Dodgers facing MLB mandate to cut hundreds of millions in debt
The Los Angeles Dodgers will need to balance their books in order to avoid breaking Major League Baseball rules regarding their outstanding debt.
Under current MLB guidelines, teams are given five years following an ownership change to comply with the debt service rule, though the club is now believed to be in hundreds of millions of debt, according to the Los Angeles Times' Bill Shaikin. Since being purchased in 2012 by Guggenheim Baseball Management for $2.15 billion, the Dodgers spent wildly and never turned a profit in the following three seasons, including their record-breaking $300 million in payroll in 2015.
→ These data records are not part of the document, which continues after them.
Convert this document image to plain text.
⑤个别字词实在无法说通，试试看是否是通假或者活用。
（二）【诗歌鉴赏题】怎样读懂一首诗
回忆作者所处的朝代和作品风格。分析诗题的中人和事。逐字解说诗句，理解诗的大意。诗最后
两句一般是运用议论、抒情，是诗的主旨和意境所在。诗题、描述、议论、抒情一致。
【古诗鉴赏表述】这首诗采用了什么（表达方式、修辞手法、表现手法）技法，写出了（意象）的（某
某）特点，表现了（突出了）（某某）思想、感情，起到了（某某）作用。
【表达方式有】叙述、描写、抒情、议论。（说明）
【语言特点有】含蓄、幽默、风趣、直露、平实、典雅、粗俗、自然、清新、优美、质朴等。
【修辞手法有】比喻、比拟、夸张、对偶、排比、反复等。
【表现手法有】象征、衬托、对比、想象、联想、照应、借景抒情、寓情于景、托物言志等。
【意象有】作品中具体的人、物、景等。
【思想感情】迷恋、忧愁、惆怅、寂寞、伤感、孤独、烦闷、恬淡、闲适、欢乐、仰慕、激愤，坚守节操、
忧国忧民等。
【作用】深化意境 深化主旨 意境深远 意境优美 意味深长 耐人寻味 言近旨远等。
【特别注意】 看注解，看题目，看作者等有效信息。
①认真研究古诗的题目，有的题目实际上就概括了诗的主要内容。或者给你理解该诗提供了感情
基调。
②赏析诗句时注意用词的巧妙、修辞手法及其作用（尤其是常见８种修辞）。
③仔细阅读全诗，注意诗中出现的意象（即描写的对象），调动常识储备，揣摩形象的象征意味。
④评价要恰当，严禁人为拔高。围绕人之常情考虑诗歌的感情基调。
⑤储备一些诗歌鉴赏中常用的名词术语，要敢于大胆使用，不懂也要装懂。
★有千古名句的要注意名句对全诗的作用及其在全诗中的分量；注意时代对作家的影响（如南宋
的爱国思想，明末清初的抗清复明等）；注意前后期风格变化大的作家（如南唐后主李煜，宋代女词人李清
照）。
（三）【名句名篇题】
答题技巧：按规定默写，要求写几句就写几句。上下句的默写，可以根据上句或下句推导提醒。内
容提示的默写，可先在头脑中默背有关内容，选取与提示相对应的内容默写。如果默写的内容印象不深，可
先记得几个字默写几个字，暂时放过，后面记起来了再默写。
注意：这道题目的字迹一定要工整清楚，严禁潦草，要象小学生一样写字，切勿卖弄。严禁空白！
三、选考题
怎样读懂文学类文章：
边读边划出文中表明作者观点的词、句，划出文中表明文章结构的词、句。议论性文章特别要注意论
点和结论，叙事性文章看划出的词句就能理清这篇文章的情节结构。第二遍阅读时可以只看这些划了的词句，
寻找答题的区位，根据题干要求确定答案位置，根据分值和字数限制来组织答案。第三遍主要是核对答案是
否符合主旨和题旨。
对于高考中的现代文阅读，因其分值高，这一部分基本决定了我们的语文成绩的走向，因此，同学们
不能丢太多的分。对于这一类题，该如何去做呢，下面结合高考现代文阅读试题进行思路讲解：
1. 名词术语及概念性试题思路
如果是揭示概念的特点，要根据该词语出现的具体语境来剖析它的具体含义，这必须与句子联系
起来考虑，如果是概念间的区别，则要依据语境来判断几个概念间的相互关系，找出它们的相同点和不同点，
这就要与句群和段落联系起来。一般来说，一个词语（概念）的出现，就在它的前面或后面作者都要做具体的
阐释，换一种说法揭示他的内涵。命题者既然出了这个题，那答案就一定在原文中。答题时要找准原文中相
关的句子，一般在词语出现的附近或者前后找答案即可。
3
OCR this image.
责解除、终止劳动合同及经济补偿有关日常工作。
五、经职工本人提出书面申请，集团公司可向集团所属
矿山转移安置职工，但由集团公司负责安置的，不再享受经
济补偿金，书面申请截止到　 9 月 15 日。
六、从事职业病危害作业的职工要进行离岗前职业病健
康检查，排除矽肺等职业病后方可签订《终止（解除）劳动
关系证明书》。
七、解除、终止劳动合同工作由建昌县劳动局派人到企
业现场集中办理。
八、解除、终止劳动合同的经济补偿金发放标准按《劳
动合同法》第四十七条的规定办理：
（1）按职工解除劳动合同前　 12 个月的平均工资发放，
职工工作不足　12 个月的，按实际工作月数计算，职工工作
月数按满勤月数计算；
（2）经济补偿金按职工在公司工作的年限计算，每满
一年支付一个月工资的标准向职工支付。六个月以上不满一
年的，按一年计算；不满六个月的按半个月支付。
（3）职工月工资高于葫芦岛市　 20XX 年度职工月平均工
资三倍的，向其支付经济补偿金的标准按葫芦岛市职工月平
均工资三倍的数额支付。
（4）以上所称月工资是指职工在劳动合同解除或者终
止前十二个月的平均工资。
Thanks in part to their improved farm system, the club expects to bring that number down to the $200-million mark in 2018, but commissioner Rob Manfred doesn't expect that compliance to hinder their on-field product.
"I think the Dodgers will be in a position that they can comply with our expectations in terms of the debt service rule, without any dramatic alteration in the kind of product they have been putting on the field," Manfred said, according to Shaikin.
Though they will need to reduce spending, the Dodgers have been consistently competitive under the new ownership, having won the NL West division title four times since 2012.
"They're doing what they can to set the team up for the future," Ron Fowler, executive chairman of the San Diego Padres, told Shaikin. "Do I like it as a competitor? No. Do they have the right to do it? Absolutely, yes."